Wednesday, April 14, 2010

Ninja Thieves

One of the lead stories in the paper today is that someone broke into a woman’s apartment, stole her 7 goldfish, the fish food, the filter and a little tool box and then left. The police have no leads on suspects.

I’m glad that these target crimes are finally getting the attention they deserve. I, myself, have been subject to a virtual crime spree of this type for years, usually when I’m working around the house somewhere.

The thieves are remarkably crafty, too. You can be working along at something, tools in your hands, and if you’re distracted for even a moment – poof – your pliers or knife or whatever disappears.

Even the lawnmower has been known to wander to the other side of the house, although the burglars apparently got scared and dropped their loot, because there it was in the shade when I found it a few minutes later.

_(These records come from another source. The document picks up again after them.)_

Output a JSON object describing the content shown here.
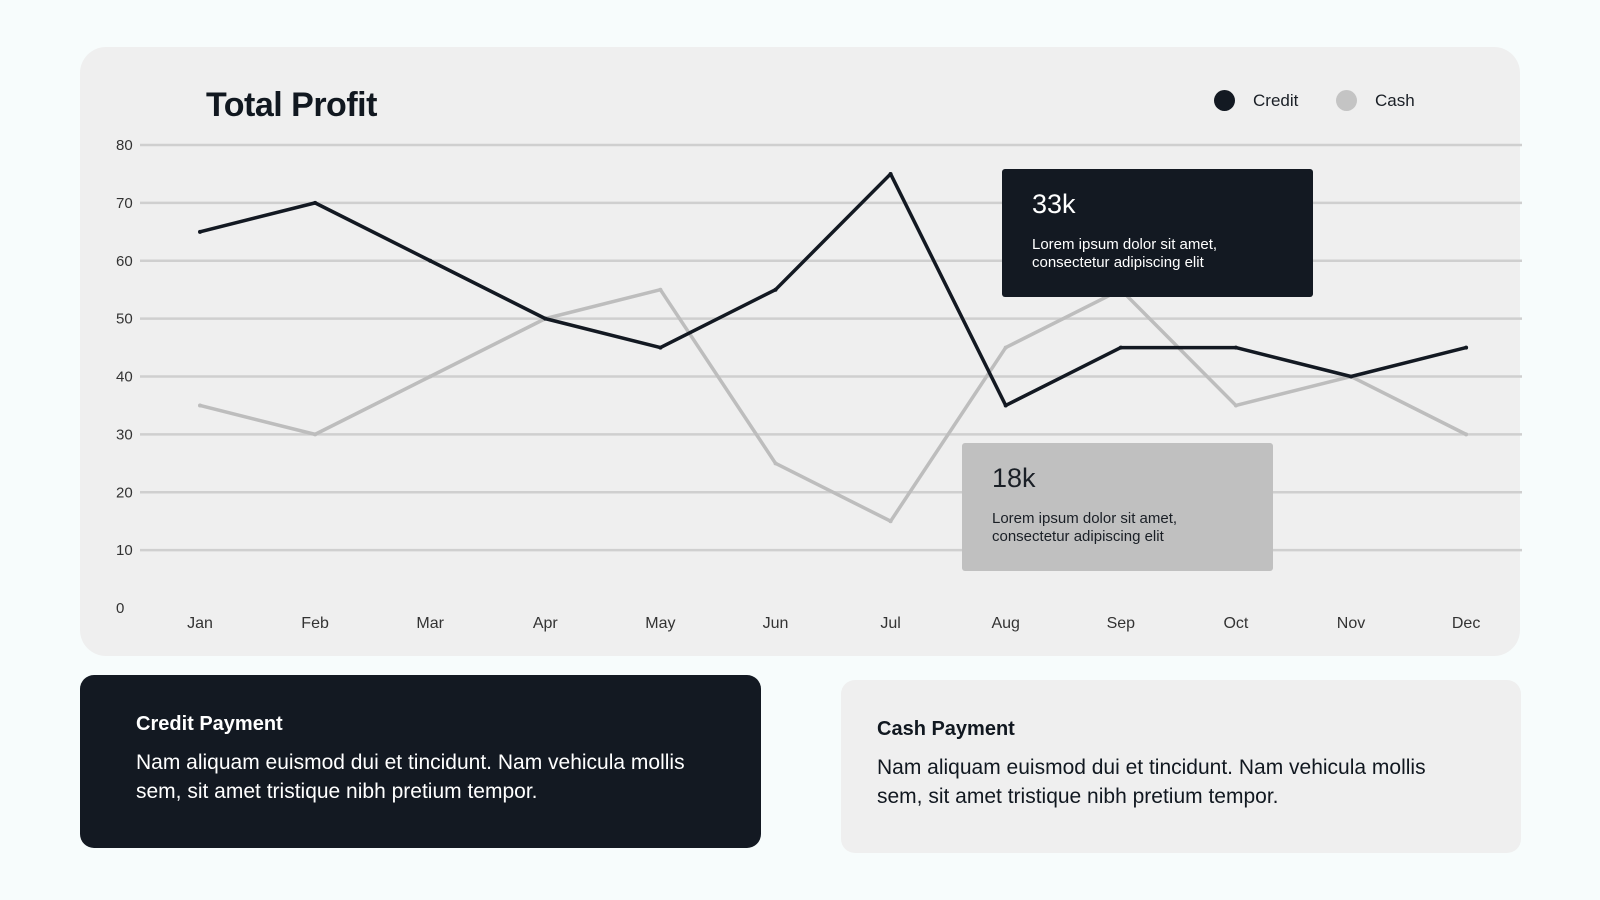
{
  "chart_data": {
    "type": "line",
    "title": "Total Profit",
    "categories": [
      "Jan",
      "Feb",
      "Mar",
      "Apr",
      "May",
      "Jun",
      "Jul",
      "Aug",
      "Sep",
      "Oct",
      "Nov",
      "Dec"
    ],
    "series": [
      {
        "name": "Credit",
        "color": "#131922",
        "values": [
          65,
          70,
          60,
          50,
          45,
          55,
          75,
          35,
          45,
          45,
          40,
          45
        ]
      },
      {
        "name": "Cash",
        "color": "#bdbdbd",
        "values": [
          35,
          30,
          40,
          50,
          55,
          25,
          15,
          45,
          55,
          35,
          40,
          30
        ]
      }
    ],
    "yticks": [
      0,
      10,
      20,
      30,
      40,
      50,
      60,
      70,
      80
    ],
    "ylim": [
      0,
      80
    ],
    "grid": true,
    "legend_position": "top-right",
    "annotations": [
      {
        "series": "Credit",
        "value": "33k",
        "text": "Lorem ipsum dolor sit amet, consectetur adipiscing elit"
      },
      {
        "series": "Cash",
        "value": "18k",
        "text": "Lorem ipsum dolor sit amet, consectetur adipiscing elit"
      }
    ]
  },
  "cards": {
    "credit": {
      "title": "Credit Payment",
      "text": "Nam aliquam euismod dui et tincidunt. Nam vehicula mollis sem, sit amet tristique nibh pretium tempor."
    },
    "cash": {
      "title": "Cash Payment",
      "text": "Nam aliquam euismod dui et tincidunt. Nam vehicula mollis sem, sit amet tristique nibh pretium tempor."
    }
  }
}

It’s annoying because after something is taken you spend an inordinate amount of time looking around for the stolen items so that you can continue your project.

Sometimes, you just have to accept the loss and just go buy another one. In fact, that’s often my default position.

Dad always taught us that every home project is the opportunity to acquire new tools.

Especially when the old ones keep wandering off.

The interesting thing to me is that these bandits don’t necessarily stop at tools.

Someone swooped in and swiped a cup of onion out of my kitchen a few days ago, WHILE I WAS IN THERE COOKING.

Considering the squeaks in our ancient hardwood floors and the fact that the whole house knows if someone has to go to the bathroom at 3 a.m., I figure these guys must be masked ninjas, at the very least. Nobody else could be that light on their feet.

20 minutes after the thieves got my onions, I had no choice other than to just concede the loss and chop some more.

It’s not worth the paperwork to report it to the police, either. Those crimes never get the attention they deserve, which is unfortunate because the stolen items often reappear close by. Just a little bit of CSI would go a long ways toward improving constituent satisfaction in our public servants.

In my own case, the onions were snuck back into the living room, right there on top of the piano. I found them two days later when I went to check the mail. A good cop coulda popped right on that, though, and I’da been one happy citizen.

Instead, the living room smells funny and I’m still cussin’ the crooks in our neighborhood and the well-guarded donut shop up the street.

The workings of the criminal mind simply escape me. I have no idea why anyone would steal a cup of chopped onions and then decide to return them to another room in the same house. Even if they left with them, one would think that the street value of chopped onions is hardly worth all that effort.

Maybe that's why they abandoned them.

I hope the lady in the paper finds her goldfish. The paper points out that the tank was not taken, and let’s face it – goldfish aren’t like puppies, they don’t ride well in a backpack or purse. They’re also not likely to wander home on their own.

I’m glad to see that the police are taking the crime seriously, though, and hope that they’ll dedicate some of their budget to unexplained onion and crescent wrench disappearances.

1 comment:

Anonymous said...

Ralph must relate a problem he has also frequently encountered. Though I have reported it to the police they have advised me that it is not a crime. As nothing was removed from my property there is nothing they can do. Being highly inconvenienced is not, I am told, a crime.Even the fact that someone had to trespass on my property to commit these devious deeds seems to not warrant the attention of our civil protectors. What are we paying them for?
I refer, of course, to those malcontents who enter my realm and tie knots in my electric cords and hoses. I am sure they are lurking in the bushes each time I go to use one of them and laughing their butts off at my distress.
Could be the same perp who stole the goldfish on one of their jaunts.
As the police will do nothing about it I will just have to learn to grin and bear it.